Un minacciosissimo temporale rischiava infatti di mandare all’aria l’ultima data e pure i nove minuti di videomapping sulla facciata più in vista di Locorotondo, messi in piedi col sudore della fronte dagli studenti dello IED Barcellona. Una buona dose di coraggio e di organizzazione e si è potuto concludere in bellezza i sei giorni di festival, anche se con qualche ora di ritardo.
«Com’è che ti chiami su Instagram?» chiede Ghali a una ragazza nelle prime file. Il rapper di Baggio ha appena iniziato il suo set con qualche pezzo, ma si è già interrotto per fare una delle sue solite gag. Come appunto prendere il cellulare e cominciare ad aggiungere in diretta gente del pubblico. Inutile dire che la serata di sabato, la penultima, è stata la più attesa, oltre che la più frequentata.
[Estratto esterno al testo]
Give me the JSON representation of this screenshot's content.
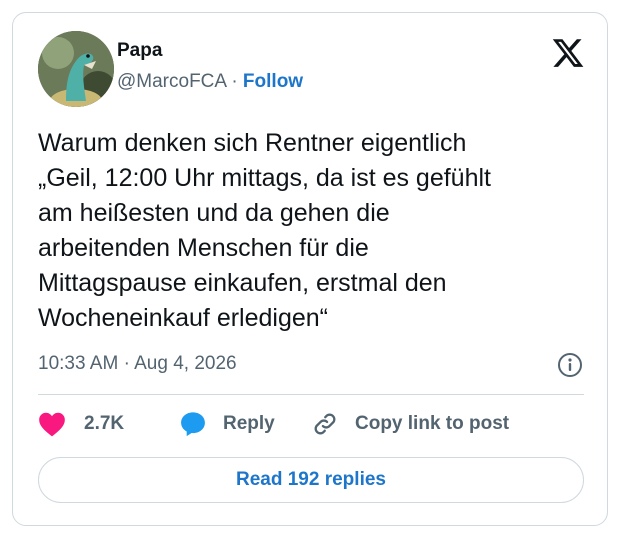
{
  "author": {
    "display_name": "Papa",
    "handle": "@MarcoFCA",
    "separator": "·",
    "follow_label": "Follow"
  },
  "tweet": {
    "lines": [
      "Warum denken sich Rentner eigentlich",
      "„Geil, 12:00 Uhr mittags, da ist es gefühlt",
      "am heißesten und da gehen die",
      "arbeitenden Menschen für die",
      "Mittagspause einkaufen, erstmal den",
      "Wocheneinkauf erledigen“"
    ],
    "time": "10:33 AM",
    "separator": "·",
    "date": "Aug 4, 2026"
  },
  "actions": {
    "like_count": "2.7K",
    "reply_label": "Reply",
    "copy_link_label": "Copy link to post"
  },
  "read_replies_label": "Read 192 replies",
  "icons": {
    "platform": "x-logo-icon",
    "info": "info-icon",
    "like": "heart-icon",
    "reply": "speech-bubble-icon",
    "copy": "link-icon"
  },
  "colors": {
    "link_blue": "#1d76c9",
    "heart_pink": "#f91880",
    "reply_blue": "#1d9bf0",
    "secondary_text": "#536471",
    "border": "#cfd9de"
  }
}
Migliaia di ragazzini, alcuni con famiglia, cantano, ballano e con loro persino Madlib che salirà sul palco da lì a poco—per inciso, DJ set memorabile, con lui al microfono che commenta un repertorio di pezzi che va dai classici di Quasimoto alle fucilate old school tipo Shook Ones dei Mobb Deep.
Unico neo: subito dopo Ora D’aria, Ghali pesta un bel merdone impelagandosi in un discorso che parte dalla strofa “Sapevi che l’AIDS si cura e il cancro pure?/ Solo che noi siamo troppo poveri per quelle cure” e finisce nel cospirazionismo più bieco. Qualcuno fischia, parte qualche insulto ma l’impasse è ben presto dimenticato.
Alla fine della serata rimane il dato di fatto che, con l’odio che scorre di questi tempi (solo due giorni prima un attentato a Barcellona ha macchiato di sangue la Rambla) un rapper di origini arabe riesce a far cantare a squarciagola “Baba manchofoch Wily Wily, Nari Nari” a diecimila italiani. Cose che vorremmo dare per scontate, ma che scontate non sono.